Materialwahl und Oberflächen bleiben dem industriellen Ursprung verpflichtet: Beton, Stahl, Sichtmauerwerk, ergänzt durch helle Holzflächen und textile Elemente. Die Halle wird weitgehend natürlich belichtet – über bestehende Fensterbänder und neu integrierte Oberlichter. Die Architekten setzen dabei nicht auf Effektlicht, sondern auf ruhige, gleichmäßige Lichtführung, die Ausstellungen und Besuchern gleichermaßen trägt.


Pusteblume

Die Dauerausstellung umfasst eine chronologische Darstellung deutscher Geschichte, ergänzt um Perspektiven der Migration, sowie sechs Konzepträume. Ein zylindrischer Raum namens „Pusteblume“ mit einer Licht- und Klanginstallation lädt zur Reflexion über das Thema Liebe ein.

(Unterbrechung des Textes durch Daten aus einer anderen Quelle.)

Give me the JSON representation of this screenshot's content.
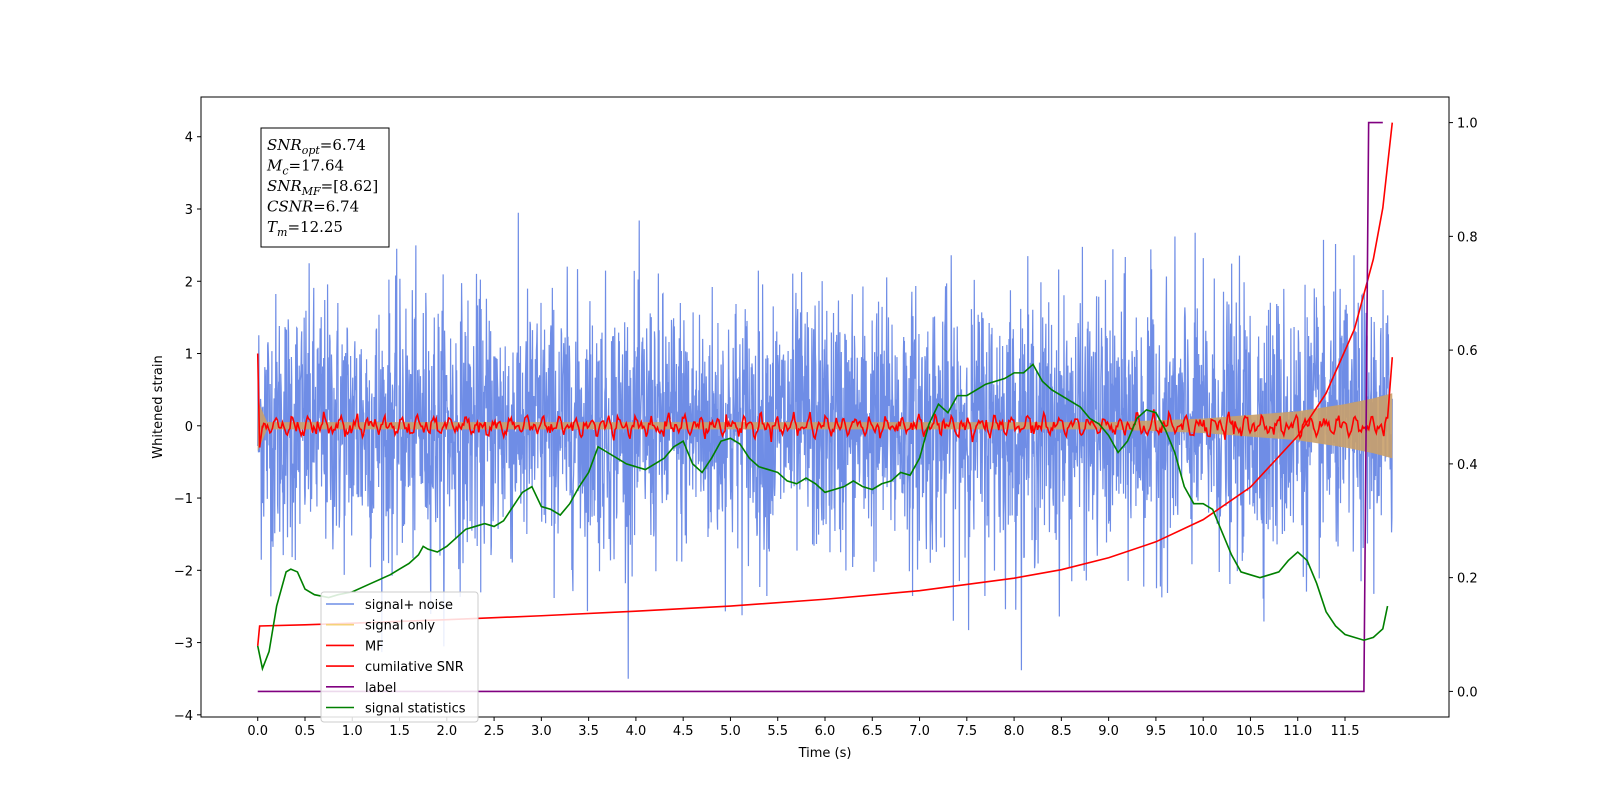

Ein Raum über die Reflexion über die Liebe. Visualisierung: Atelier Brückner

Fazit

Das Museum versteht sich als „Dritter Ort“ – ein Raum jenseits von Arbeit und Zuhause, der nicht dem Konsum unterworfen ist. Partizipation ist ein zentrales Leitprinzip: Bereits in der Planungsphase wurden Bürger*innen in sogenannten DOMiDLabs eingebunden. Das Museum soll ein Ort des Austauschs und der Begegnung sein, an dem Fragen des gesellschaftlichen Zusammenlebens verhandelt werden können.Mit dem Museum Selma entsteht ein offenes Haus, das die Geschichte der Einwanderungsgesellschaft neu erzählt und einen Raum für alle bietet.